Estou Sentado aqui, tentando me convencer
Que você não é a pessoa certa para mim
Mas quanto mais eu penso, menos eu acredito
E mais eu quero você aqui comigo

segunda-feira, 20 de agosto de 2012

Paraquedas meio suicida

Eu poderia escrever um texto sobre o cara que pixou o meu coração à facadas, mas as marcas falam mais que os meus gritos. É bem provável que a minha intenção seja escrever sobre aquele amigo por quem sou quase apaixonada e que, por um acidente de percurso, me conheceu anos depois da sua própria namorada, mas esqueço que textos sempre parecem ser mais do que são. E não estou apaixonada. Só quase.
Poderia escrever sobre uma amiga que esqueceu de responder minhas mensagens, mas a minha cota de drama estouraria os seus tímpanos.
Talvez eu devesse escrever sobre o menino proibido que espreme pimenta em algum lugar dentro de mim e, todos os dias, me contorço inteira. Menino que me arde por dentro e arranca verdades como um dente siso da alma sendo puxado com dor, mas por uma boa causa. Abrindo espaço na boca pra organizar meu sorriso e os sabores novos que ainda não conheci. Porque estar junto dele é um paraquedas. Meio suicida, meio me fazendo sentir viva.
Então lembro que não posso falar do proibido sem sentir uma pontada de culpa. É que abri o meu coração riscado para um outro bandido com canetas na mão e ele não fez questão nenhuma de esconder seus motivos. Também não fiz questão nenhuma de esconder os meus gritos.
Que encontre as partes intocadas nas paredes. Que a culpa me consuma. E que, por dentro da pimenta, ainda seja doce.

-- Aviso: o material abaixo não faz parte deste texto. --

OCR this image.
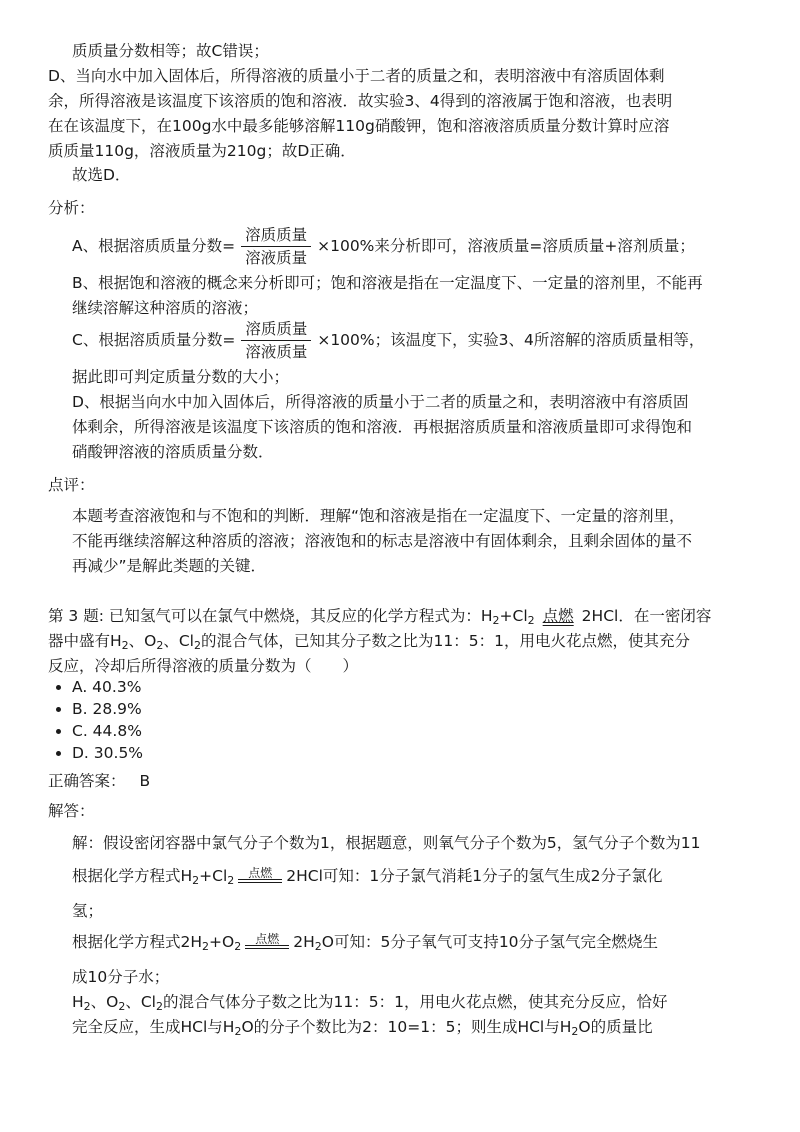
质质量分数相等；故C错误；
D、当向水中加入固体后，所得溶液的质量小于二者的质量之和，表明溶液中有溶质固体剩
余，所得溶液是该温度下该溶质的饱和溶液．故实验3、4得到的溶液属于饱和溶液，也表明
在在该温度下，在100g水中最多能够溶解110g硝酸钾，饱和溶液溶质质量分数计算时应溶
质质量110g，溶液质量为210g；故D正确．
故选D．
分析：
A、根据溶质质量分数= $\frac{\text{溶质质量}}{\text{溶液质量}} \times 100\%$来分析即可，溶液质量=溶质质量+溶剂质量；
B、根据饱和溶液的概念来分析即可；饱和溶液是指在一定温度下、一定量的溶剂里，不能再
继续溶解这种溶质的溶液；
C、根据溶质质量分数= $\frac{\text{溶质质量}}{\text{溶液质量}} \times 100\%$；该温度下，实验3、4所溶解的溶质质量相等，
据此即可判定质量分数的大小；
D、根据当向水中加入固体后，所得溶液的质量小于二者的质量之和，表明溶液中有溶质固
体剩余，所得溶液是该温度下该溶质的饱和溶液．再根据溶质质量和溶液质量即可求得饱和
硝酸钾溶液的溶质质量分数．
点评：
本题考查溶液饱和与不饱和的判断．理解“饱和溶液是指在一定温度下、一定量的溶剂里，
不能再继续溶解这种溶质的溶液；溶液饱和的标志是溶液中有固体剩余，且剩余固体的量不
再减少”是解此类题的关键．
第 3 题: 已知氢气可以在氯气中燃烧，其反应的化学方程式为：$H_2+Cl_2$ 点燃 2HCl．在一密闭容
器中盛有$H_2$、$O_2$、$Cl_2$的混合气体，已知其分子数之比为11：5：1，用电火花点燃，使其充分
反应，冷却后所得溶液的质量分数为（　　）
• A. 40.3%
• B. 28.9%
• C. 44.8%
• D. 30.5%
正确答案： B
解答：
解：假设密闭容器中氯气分子个数为1，根据题意，则氧气分子个数为5，氢气分子个数为11
根据化学方程式$H_2+Cl_2$
点燃 2HCl可知：1分子氯气消耗1分子的氢气生成2分子氯化
氢；
根据化学方程式$2H_2+O_2$
点燃 $2H_2O$可知：5分子氧气可支持10分子氢气完全燃烧生
成10分子水；
$H_2$、$O_2$、$Cl_2$的混合气体分子数之比为11：5：1，用电火花点燃，使其充分反应，恰好
完全反应，生成HCl与$H_2O$的分子个数比为2：10=1：5；则生成HCl与$H_2O$的质量比
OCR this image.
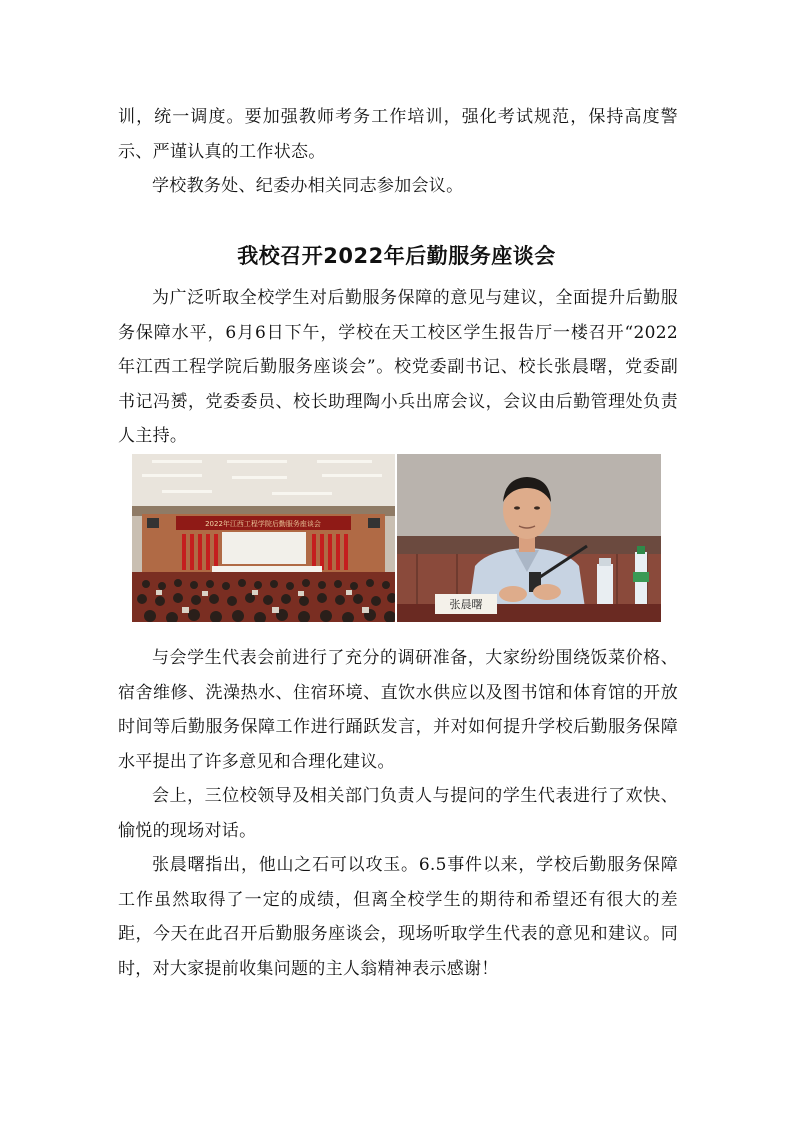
训，统一调度。要加强教师考务工作培训，强化考试规范，保持高度警示、严谨认真的工作状态。

学校教务处、纪委办相关同志参加会议。

我校召开2022年后勤服务座谈会

为广泛听取全校学生对后勤服务保障的意见与建议，全面提升后勤服务保障水平，6月6日下午，学校在天工校区学生报告厅一楼召开“2022年江西工程学院后勤服务座谈会”。校党委副书记、校长张晨曙，党委副书记冯赟，党委委员、校长助理陶小兵出席会议，会议由后勤管理处负责人主持。

2022年江西工程学院后勤服务座谈会
张晨曙

与会学生代表会前进行了充分的调研准备，大家纷纷围绕饭菜价格、宿舍维修、洗澡热水、住宿环境、直饮水供应以及图书馆和体育馆的开放时间等后勤服务保障工作进行踊跃发言，并对如何提升学校后勤服务保障水平提出了许多意见和合理化建议。

会上，三位校领导及相关部门负责人与提问的学生代表进行了欢快、愉悦的现场对话。

张晨曙指出，他山之石可以攻玉。6.5事件以来，学校后勤服务保障工作虽然取得了一定的成绩，但离全校学生的期待和希望还有很大的差距，今天在此召开后勤服务座谈会，现场听取学生代表的意见和建议。同时，对大家提前收集问题的主人翁精神表示感谢！
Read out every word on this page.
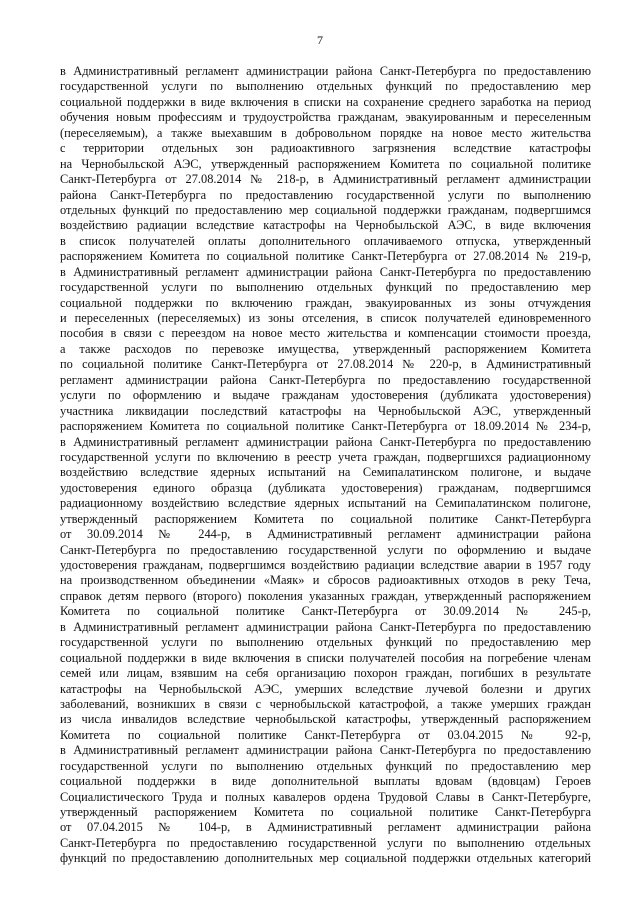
7
в Административный регламент администрации района Санкт-Петербурга по предоставлению
государственной услуги по выполнению отдельных функций по предоставлению мер
социальной поддержки в виде включения в списки на сохранение среднего заработка на период
обучения новым профессиям и трудоустройства гражданам, эвакуированным и переселенным
(переселяемым), а также выехавшим в добровольном порядке на новое место жительства
с территории отдельных зон радиоактивного загрязнения вследствие катастрофы
на Чернобыльской АЭС, утвержденный распоряжением Комитета по социальной политике
Санкт-Петербурга от 27.08.2014 № 218-р, в Административный регламент администрации
района Санкт-Петербурга по предоставлению государственной услуги по выполнению
отдельных функций по предоставлению мер социальной поддержки гражданам, подвергшимся
воздействию радиации вследствие катастрофы на Чернобыльской АЭС, в виде включения
в список получателей оплаты дополнительного оплачиваемого отпуска, утвержденный
распоряжением Комитета по социальной политике Санкт-Петербурга от 27.08.2014 № 219-р,
в Административный регламент администрации района Санкт-Петербурга по предоставлению
государственной услуги по выполнению отдельных функций по предоставлению мер
социальной поддержки по включению граждан, эвакуированных из зоны отчуждения
и переселенных (переселяемых) из зоны отселения, в список получателей единовременного
пособия в связи с переездом на новое место жительства и компенсации стоимости проезда,
а также расходов по перевозке имущества, утвержденный распоряжением Комитета
по социальной политике Санкт-Петербурга от 27.08.2014 № 220-р, в Административный
регламент администрации района Санкт-Петербурга по предоставлению государственной
услуги по оформлению и выдаче гражданам удостоверения (дубликата удостоверения)
участника ликвидации последствий катастрофы на Чернобыльской АЭС, утвержденный
распоряжением Комитета по социальной политике Санкт-Петербурга от 18.09.2014 № 234-р,
в Административный регламент администрации района Санкт-Петербурга по предоставлению
государственной услуги по включению в реестр учета граждан, подвергшихся радиационному
воздействию вследствие ядерных испытаний на Семипалатинском полигоне, и выдаче
удостоверения единого образца (дубликата удостоверения) гражданам, подвергшимся
радиационному воздействию вследствие ядерных испытаний на Семипалатинском полигоне,
утвержденный распоряжением Комитета по социальной политике Санкт-Петербурга
от 30.09.2014 № 244-р, в Административный регламент администрации района
Санкт-Петербурга по предоставлению государственной услуги по оформлению и выдаче
удостоверения гражданам, подвергшимся воздействию радиации вследствие аварии в 1957 году
на производственном объединении «Маяк» и сбросов радиоактивных отходов в реку Теча,
справок детям первого (второго) поколения указанных граждан, утвержденный распоряжением
Комитета по социальной политике Санкт-Петербурга от 30.09.2014 № 245-р,
в Административный регламент администрации района Санкт-Петербурга по предоставлению
государственной услуги по выполнению отдельных функций по предоставлению мер
социальной поддержки в виде включения в списки получателей пособия на погребение членам
семей или лицам, взявшим на себя организацию похорон граждан, погибших в результате
катастрофы на Чернобыльской АЭС, умерших вследствие лучевой болезни и других
заболеваний, возникших в связи с чернобыльской катастрофой, а также умерших граждан
из числа инвалидов вследствие чернобыльской катастрофы, утвержденный распоряжением
Комитета по социальной политике Санкт-Петербурга от 03.04.2015 № 92-р,
в Административный регламент администрации района Санкт-Петербурга по предоставлению
государственной услуги по выполнению отдельных функций по предоставлению мер
социальной поддержки в виде дополнительной выплаты вдовам (вдовцам) Героев
Социалистического Труда и полных кавалеров ордена Трудовой Славы в Санкт-Петербурге,
утвержденный распоряжением Комитета по социальной политике Санкт-Петербурга
от 07.04.2015 № 104-р, в Административный регламент администрации района
Санкт-Петербурга по предоставлению государственной услуги по выполнению отдельных
функций по предоставлению дополнительных мер социальной поддержки отдельных категорий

"Teus lábios são labirintos
Que atraem os meus instintos mais sacanas
E o teu olhar sempre me engana
É o fim do mundo todo dia da semana"

sexta-feira, 13 de julho de 2012

Mil pedaços


Levanto perdida em memórias e me arrumo tantas vezes que o espelho condena silenciosamente a minha vaidade. Visto o meu pescoço em colar e, por dentro do reflexo, perco as contas das lembranças no espelho. É aí então que o fecho se rompe. O colar se rompe e, no fundo de mim, alguma outra coisa espalha contas pelo chão. É o barulho dos meus mil pedaços ecoando pela casa. É a certeza finalmente trazendo um pouco mais de alma. Se o colar se parte, se tudo nele espalha, não há colar que se refaça. Me perdi aos poucos, mas não perdi inteira. Ainda posso juntar contas e começar do zero. Talvez um colar novo me vista sem memórias.

terça-feira, 3 de julho de 2012

Eu devo estar triste, senão estou louca


Estou dizendo que estou triste, mas nem eu mesma acredito. Parece que não faz sentido, mas faz. Porque não estou parecendo triste. Estou é fazendo umas coisas bem tristes tipo ficar em casa vendo comédia romântica e desejando dormir, dormir, dormir até afundar na cama. Marquei com uma amiga de passarmos a tarde juntas hoje e ela não veio. E fiquei agradecendo já que daí eu podia dormir mais.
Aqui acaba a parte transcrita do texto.